Member of the Wisconsin State Assembly from the 71st district
- In office January 7, 1985 – January 3, 1995
- Preceded by: Donald K. Stitt
- Succeeded by: William Murat

Member of the Board of Supervisors of Marinette County, Wisconsin
- Incumbent
- Assumed office April 2020

Personal details
- Born: February 6, 1949 (age 77) Marinette, Wisconsin, U.S.
- Party: Democratic
- Occupation: Farmer, politician

= Stan Gruszynski =

American politician (born 1949)

Stan Gruszynski (born February 6, 1949) is an American farmer and Democratic politician from Marinette County, Wisconsin. He is a member of the Marinette County board of supervisors since 2020. During the presidency of Barack Obama, he was Wisconsin state director for USDA Rural Development. Earlier in his career, he served five terms in the Wisconsin State Assembly, representing the 71st Assembly district from 1985 to 1995. He was also one of Wisconsin's representatives on the Democratic National Committee in 2008, and thus served as a superdelegate to the 2008 Democratic National Convention.

==Early life==

Gruszynski was born in Marinette, Wisconsin. He graduated from Northland College, with a bachelor's degree in sociology and political science, and pursued graduate studies at the University of Wisconsin–Stevens Point.

==Assembly career==

As a member of the State Assembly, Gruszynski authored the Wisconsin Environmental Education Law, Farms for the Future Act, and served as chairman of the Assembly's Colleges and Universities Committee.

==Later elections==

In 1994, Gruszynski decided against seeking reelection, and instead ran unsuccessfully for United States House of Representatives from Wisconsin's 8th congressional district losing to the incumbent, Toby Roth. Gruszynski again ran for the House of Representatives in 1996, but failed to receive the nomination of the Democratic Party, losing to Jay W. Johnson, who would go on to win the seat.

==Later career==

Gruszynski formerly served as the director of the Global Environmental Management (GEM) Rural Leadership and Community Development Program at the University of Wisconsin–Stevens Point.

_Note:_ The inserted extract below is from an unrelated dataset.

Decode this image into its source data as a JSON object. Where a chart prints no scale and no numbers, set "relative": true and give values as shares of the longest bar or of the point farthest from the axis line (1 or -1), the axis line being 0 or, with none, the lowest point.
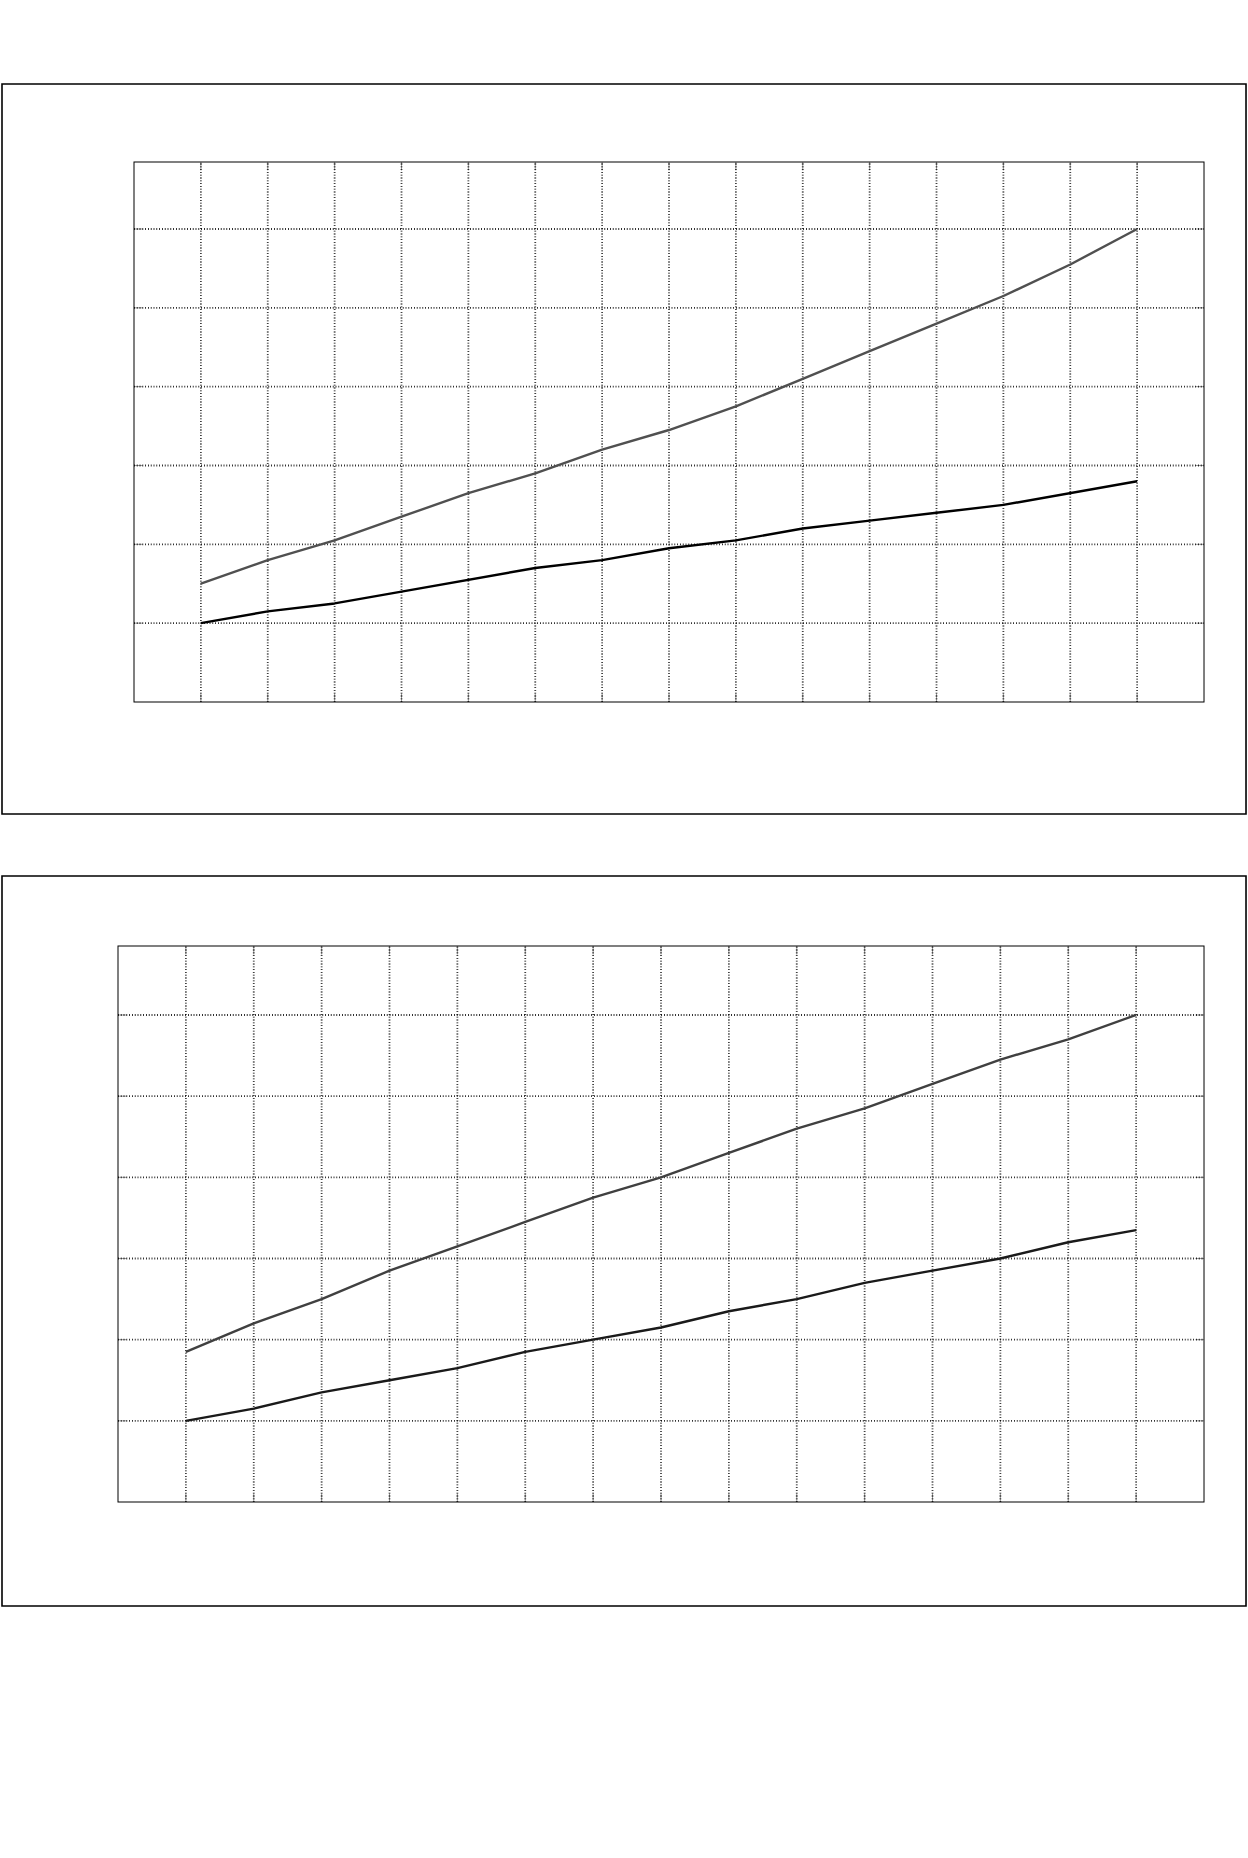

In 2008, he attempted to return to the Wisconsin State Assembly, challenging incumbent Republican Jeffrey Mursau in the 36th Assembly district. He lost the general election, but received a respectable 48% of the vote in the generally safe Republican district.

In 2009 he was appointed by the Obama administration to be the Wisconsin State Director of U.S.D.A. Rural Development.

He was elected to the Marinette County board of supervisors in 2020.

He lives in the town of Porterfield, Wisconsin.